Friday, June 8, 2007

Peace, שלום, ειρηνη

I'm on my way to Tel Aviv at the moment, and I'll post this as soon as I can. I usually fly Delta, with a layover in Atlanta, and on the first leg off today's trip, I had the privilege – I think that's the right word – of sitting next to a Green Beret in training. We started up a conversation when I noticed that he appeared to be studying Arabic – not a typical way to spend your time on a flight, though one I fully approved of. (Turns out that it was actually Farsi, but close enough.) Matt was on his way back to Fort Bragg from a brief stint ("mission", he called it) at Fort Lewis. We talked for several hours: and unlike the taciturn image I had in my mind of a Special Forces soldier, he was a friendly, talkative fellow, only too eager to answer my questions.

I'm well aware (in theory) of the horrors of warfare, but as I was listening to his stories, I remembered a quote from a movie director I heard some time back: "The problem with making an anti-war movie is that war is so exciting." The Seals, of course, have their "hell week", but it turns out that the Green Beret equivalent is a full three weeks long. It features exciting tasks such as orienteering in the dark through cotton-mouth infested swamps (one of Matt's friends actually got bit); or sometimes they strap 100 pound packs on you and say, "Run." You don't know how far or for how long: you just run. The penultimate task is a 30-mile slog carrying a 65-pound backpack: though they do have mercy on you and give you four hours of sleep beforehand. The last task is surviving the two or three days of mind-games they play with the 300 remaining recruits, as they pick the 100 who will actually become Green Berets. Matt said that when he realized he had been picked, he cried like a baby. (As ridiculously painful as all that sounds, a part of me is envious that I'll never have the chance to go through it. And yes, that's rather silly of me. But still.)

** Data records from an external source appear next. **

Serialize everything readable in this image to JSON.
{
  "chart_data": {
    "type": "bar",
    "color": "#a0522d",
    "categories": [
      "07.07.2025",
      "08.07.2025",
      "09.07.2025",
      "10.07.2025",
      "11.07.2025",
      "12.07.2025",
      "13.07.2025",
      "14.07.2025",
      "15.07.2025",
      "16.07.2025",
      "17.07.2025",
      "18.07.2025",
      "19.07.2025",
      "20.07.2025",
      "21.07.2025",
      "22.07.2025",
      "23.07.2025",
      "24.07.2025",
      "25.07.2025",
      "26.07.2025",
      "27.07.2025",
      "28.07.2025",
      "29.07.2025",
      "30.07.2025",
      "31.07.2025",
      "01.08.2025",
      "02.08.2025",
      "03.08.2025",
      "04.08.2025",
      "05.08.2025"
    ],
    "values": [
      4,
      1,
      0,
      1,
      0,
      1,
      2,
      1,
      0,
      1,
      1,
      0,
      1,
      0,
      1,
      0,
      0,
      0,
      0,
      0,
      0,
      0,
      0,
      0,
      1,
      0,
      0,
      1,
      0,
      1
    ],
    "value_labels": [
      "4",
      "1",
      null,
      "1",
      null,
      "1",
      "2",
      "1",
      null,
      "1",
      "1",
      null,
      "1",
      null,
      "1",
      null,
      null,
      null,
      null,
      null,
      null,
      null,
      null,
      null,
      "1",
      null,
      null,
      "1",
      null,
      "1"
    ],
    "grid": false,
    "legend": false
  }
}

Green Berets, of course, are "force multipliers": their typical mission is more about training armies in foreign countries than engaging in direction action themselves – though I gather they see plenty of the latter, too. They're the eggheads of the Special Forces: Farsi is only the first of three languages that Matt will be learning over the next several years. As a fan of languages, and of eggheads of any stripe, that's a calling I can easily appreciate.

Still, I had to conclude that it was ironic that my airplane reading (for that leg) was Jimmy Carter's recent book, Palestine: Peace Not Apartheid. Carter's career, both public and private, has largely been dedicated to making the existence of folks like Matt unnecessary. (Though to be fair, he was not above using – or misusing – Special Forces when he thought they were called for.)

Carter's book deserves at least an entire post to itself, but I'll say here briefly that I don't think that he's entirely fair to the Israeli point of view. I think he is reasonably fair to the Palestinian perspective: at least, I came away with a better understanding of why the Palestinians are so full of despair and hatred and determination, all at the same time. There is a certain nobility to many of their goals: though not to all, and certainly not to all their methods. But when it comes to the Israelis, Carter leaves out at least half the picture. He generally seems less incensed at the intentional slaughter of 35 Israeli civilians by the PLO, than at the razing of a Palestinian home by Israeli bulldozers. Not knowing the details of the latter, I'm still willing to grant that it's wrong, and even horribly wrong: but it's not at the same moral level. And while he legitimately rails against Israel's illegal settlements in the West Bank, he nowhere acknowledges that Israel came into possession of the occupied territories only as the result of a war of aggression that was initiated by Israel's Arab neighbors, and cheered by the Palestinians. If that war had gone the other way, and if any Israelis had survived the inevitable slaughter, they would now be the refugees living in despair under a foreign occupation, with even less likelihood of a Jewish homeland than there presently is of a Palestinian. Israelis understand this in their bones: and it drives many policy decisions that would otherwise appear counter-productive or even obtuse.

Carter's book thus stands in stark contrast to the other book I just started, Scars of War, Wounds of Peace, by Shlomo Ben-Ami, Israel's Foreign Minister under Ehud Barak. Ben Ami sums up the difference between the two books admirably with a quote from Raymond Aron: "The reason I never became a politician is that I want to understand." Although both Carter and Ben Ami were politicians at some point in their career, Ben Ami is first and foremost a historian, and his book, so far at least, strikes me as a real attempt to understand, as objectively as possible, the thinking of all the many parties involved in the many battles over Palestinian territory since 1906. In contrast, Carter is taking sides, attempting to be persuasive: and perhaps for that reason, is not as persuasive as he might be.

Still, I can't fault his vision for Palestine and for Israel, to live together in peace; and for both sides to compromise pretty substantially to get there. It's pretty clear that if Israel and the Palestinians could make reasonable progress, my Special Forces seatmate would be out of a job. And with all due respect to him and to his profession, and with every realization that it's highly unlikely this side of the eschaton: that would be a very fine thing.